Scope of diseases covered by the Society
Aside from alcohol or drug dependency there are numerous diseases that can be classified as addictions, including eating disorders and pathological gambling. For some time now, it has been argued strongly that the scope of diseases covered by the Society should be expanded to include all addictions in general, including those just cited. The advantage of such expansion is that it would most probably bring about an increase in members of the Society. On the other hand, some argue that rather than expand its scope of disease, the Society should focus only on alcohol and drugs, the major sources of addiction, and explore them in greater depth. For example, in addition to alcohol dependency, treatment of harmful use of alcohol (ICD-10) and of alcohol abuse (DSM-IV), which have not been treated actively in the past, should be considered by the Society and guidelines or manuals on such treatment should also be prepared. The Society is still debating which option to pursue, but opinions predominately support the latter.
Expansion of membership
The majority of the Society's medical-related members are active in the field of psychiatric therapy. Nevertheless, as is well known, to ensure that treatment of alcoholism is implemented properly, cooperation with other fields of medicine, notably internal medicine, is imperative. Not only in Japan but elsewhere, alcoholics and harmful users usually go first to internal medicine clinics for treatment. Thus, in order to make it possible to discover such people early and quickly direct them to proper treatment, there must be cooperation between the fields of internal medicine and psychiatry. Given this situation, the Society is striving to expand its members to include those in related fields of medicine, including internal medicine. What is more, there are many potential members in non-medical professions involved in the treatment of alcohol-related problems or in preventative education such as those in occupational therapy, in schools or education and in the government. Such people are being encouraged to participate in the Society and become members.
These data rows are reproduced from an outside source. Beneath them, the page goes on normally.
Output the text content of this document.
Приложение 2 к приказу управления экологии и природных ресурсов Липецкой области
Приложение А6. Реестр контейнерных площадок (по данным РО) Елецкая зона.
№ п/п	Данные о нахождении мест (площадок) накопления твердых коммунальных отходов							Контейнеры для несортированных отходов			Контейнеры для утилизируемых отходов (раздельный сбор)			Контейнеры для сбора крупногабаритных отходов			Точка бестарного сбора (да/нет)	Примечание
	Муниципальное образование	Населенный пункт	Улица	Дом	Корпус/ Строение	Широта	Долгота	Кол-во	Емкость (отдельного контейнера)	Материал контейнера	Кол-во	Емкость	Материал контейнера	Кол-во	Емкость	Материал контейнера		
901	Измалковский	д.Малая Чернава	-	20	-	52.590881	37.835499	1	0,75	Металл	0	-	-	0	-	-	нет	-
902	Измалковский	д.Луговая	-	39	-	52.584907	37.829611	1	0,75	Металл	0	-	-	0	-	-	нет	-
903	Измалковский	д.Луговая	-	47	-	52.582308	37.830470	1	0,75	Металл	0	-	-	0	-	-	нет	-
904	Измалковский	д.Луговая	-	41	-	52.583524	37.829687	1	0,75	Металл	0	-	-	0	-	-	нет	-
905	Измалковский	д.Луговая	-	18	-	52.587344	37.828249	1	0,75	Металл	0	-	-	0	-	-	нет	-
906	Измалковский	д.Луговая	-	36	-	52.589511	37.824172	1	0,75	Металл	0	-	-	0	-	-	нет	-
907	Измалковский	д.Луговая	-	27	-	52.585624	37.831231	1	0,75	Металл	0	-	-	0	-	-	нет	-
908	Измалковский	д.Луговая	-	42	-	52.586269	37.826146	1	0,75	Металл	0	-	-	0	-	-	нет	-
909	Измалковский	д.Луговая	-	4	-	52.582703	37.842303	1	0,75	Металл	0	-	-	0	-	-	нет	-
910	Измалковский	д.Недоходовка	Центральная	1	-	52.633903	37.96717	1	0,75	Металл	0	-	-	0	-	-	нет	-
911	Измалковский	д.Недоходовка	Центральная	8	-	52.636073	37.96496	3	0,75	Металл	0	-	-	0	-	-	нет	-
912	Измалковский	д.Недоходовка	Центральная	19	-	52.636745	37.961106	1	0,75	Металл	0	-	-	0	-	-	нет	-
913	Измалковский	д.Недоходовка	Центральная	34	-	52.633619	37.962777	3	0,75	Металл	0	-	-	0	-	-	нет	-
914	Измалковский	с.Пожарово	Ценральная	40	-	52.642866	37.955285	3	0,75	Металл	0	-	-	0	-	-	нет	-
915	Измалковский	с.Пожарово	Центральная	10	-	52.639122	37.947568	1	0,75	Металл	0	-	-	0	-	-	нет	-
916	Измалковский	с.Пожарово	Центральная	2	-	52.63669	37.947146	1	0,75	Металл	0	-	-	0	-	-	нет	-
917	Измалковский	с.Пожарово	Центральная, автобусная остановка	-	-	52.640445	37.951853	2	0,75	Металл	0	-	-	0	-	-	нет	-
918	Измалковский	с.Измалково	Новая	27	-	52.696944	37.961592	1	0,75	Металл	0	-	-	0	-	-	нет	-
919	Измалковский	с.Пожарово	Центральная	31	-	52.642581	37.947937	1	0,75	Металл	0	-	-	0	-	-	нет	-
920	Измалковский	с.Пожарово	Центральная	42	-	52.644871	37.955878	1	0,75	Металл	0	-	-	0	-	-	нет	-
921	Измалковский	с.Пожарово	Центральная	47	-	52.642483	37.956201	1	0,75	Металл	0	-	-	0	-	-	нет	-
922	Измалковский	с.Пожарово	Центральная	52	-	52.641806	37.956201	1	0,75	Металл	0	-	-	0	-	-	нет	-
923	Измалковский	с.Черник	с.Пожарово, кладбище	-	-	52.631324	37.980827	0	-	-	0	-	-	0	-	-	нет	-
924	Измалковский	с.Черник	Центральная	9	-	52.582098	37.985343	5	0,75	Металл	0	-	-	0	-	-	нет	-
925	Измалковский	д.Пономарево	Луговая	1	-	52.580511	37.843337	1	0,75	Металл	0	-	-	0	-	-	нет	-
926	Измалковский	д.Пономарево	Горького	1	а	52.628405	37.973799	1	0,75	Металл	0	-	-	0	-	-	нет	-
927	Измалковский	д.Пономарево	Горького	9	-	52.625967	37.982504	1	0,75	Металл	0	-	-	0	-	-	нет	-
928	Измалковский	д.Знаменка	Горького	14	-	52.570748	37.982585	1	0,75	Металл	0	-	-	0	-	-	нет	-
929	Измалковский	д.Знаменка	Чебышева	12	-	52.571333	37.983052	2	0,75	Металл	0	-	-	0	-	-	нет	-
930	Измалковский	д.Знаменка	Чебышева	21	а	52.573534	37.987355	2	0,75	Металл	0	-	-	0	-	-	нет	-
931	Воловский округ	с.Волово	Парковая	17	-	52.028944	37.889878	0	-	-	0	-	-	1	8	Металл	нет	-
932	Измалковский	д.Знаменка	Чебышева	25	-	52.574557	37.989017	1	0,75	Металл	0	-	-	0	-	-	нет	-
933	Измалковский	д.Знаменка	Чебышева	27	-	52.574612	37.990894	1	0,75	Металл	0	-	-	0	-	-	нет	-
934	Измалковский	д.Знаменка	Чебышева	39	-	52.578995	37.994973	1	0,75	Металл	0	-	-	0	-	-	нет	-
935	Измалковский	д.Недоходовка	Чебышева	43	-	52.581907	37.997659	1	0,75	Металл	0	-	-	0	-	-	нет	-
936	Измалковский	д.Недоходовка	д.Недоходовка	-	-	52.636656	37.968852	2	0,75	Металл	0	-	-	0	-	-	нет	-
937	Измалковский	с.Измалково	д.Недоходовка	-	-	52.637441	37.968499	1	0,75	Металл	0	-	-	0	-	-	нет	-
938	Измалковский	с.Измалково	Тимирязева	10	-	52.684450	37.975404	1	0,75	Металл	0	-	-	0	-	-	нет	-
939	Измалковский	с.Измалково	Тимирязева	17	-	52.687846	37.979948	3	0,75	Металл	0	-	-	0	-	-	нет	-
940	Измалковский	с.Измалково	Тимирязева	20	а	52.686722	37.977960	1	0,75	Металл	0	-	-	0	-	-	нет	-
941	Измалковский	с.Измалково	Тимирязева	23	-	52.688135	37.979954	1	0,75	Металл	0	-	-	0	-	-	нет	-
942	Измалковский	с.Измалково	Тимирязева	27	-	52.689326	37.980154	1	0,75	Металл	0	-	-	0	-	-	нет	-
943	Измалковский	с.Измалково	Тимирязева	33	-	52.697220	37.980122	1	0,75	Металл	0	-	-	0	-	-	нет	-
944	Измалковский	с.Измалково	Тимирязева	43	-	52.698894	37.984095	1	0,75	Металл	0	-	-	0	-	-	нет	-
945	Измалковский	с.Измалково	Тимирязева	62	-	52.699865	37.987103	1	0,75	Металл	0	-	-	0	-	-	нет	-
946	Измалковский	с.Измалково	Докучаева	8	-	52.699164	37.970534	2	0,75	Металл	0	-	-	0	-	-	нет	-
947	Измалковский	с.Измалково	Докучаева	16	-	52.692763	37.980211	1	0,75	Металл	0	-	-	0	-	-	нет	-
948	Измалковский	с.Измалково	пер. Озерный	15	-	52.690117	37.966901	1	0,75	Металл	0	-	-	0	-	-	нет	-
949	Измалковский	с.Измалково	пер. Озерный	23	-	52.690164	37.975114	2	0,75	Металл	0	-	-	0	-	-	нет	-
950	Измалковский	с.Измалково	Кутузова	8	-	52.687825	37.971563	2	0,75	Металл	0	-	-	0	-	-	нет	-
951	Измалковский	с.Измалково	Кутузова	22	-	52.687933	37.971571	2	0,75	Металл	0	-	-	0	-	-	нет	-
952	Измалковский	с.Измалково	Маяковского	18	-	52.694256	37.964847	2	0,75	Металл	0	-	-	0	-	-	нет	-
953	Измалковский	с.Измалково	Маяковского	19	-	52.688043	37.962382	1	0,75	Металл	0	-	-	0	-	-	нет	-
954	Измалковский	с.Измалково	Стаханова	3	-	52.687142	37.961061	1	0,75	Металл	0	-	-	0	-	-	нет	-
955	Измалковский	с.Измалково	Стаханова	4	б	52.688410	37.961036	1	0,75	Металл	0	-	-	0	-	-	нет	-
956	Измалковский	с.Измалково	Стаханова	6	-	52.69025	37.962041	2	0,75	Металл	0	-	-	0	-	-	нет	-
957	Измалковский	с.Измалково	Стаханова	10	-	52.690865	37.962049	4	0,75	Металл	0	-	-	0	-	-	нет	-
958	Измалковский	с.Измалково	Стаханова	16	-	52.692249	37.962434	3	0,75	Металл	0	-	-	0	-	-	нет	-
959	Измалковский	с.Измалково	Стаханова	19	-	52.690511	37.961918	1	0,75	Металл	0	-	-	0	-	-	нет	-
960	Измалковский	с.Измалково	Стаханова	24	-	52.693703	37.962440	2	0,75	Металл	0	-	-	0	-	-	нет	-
At present, the Journal is published once annually, but this is clearly a low publication rate. Increasing the publication frequency to four or six times per year is being considered, as is the presentation of papers through public appeals based on a peer-review system.
Society approval system
A proposal for introducing an approval system by the Society is being studied for the purpose of elevating the level of medical treatment for alcohol and drug related problems. The subject of approval currently under consideration is the skills involved in early problem detection and in introduction of therapy.
Response to social problems associated with drugs and alcohol
Another subject of investigation is establishment of a committee within the Society and creation of a system that will make it possible to quickly release declarations and petitions in response to the social problems referred to above, and to provide specialized support as necessary.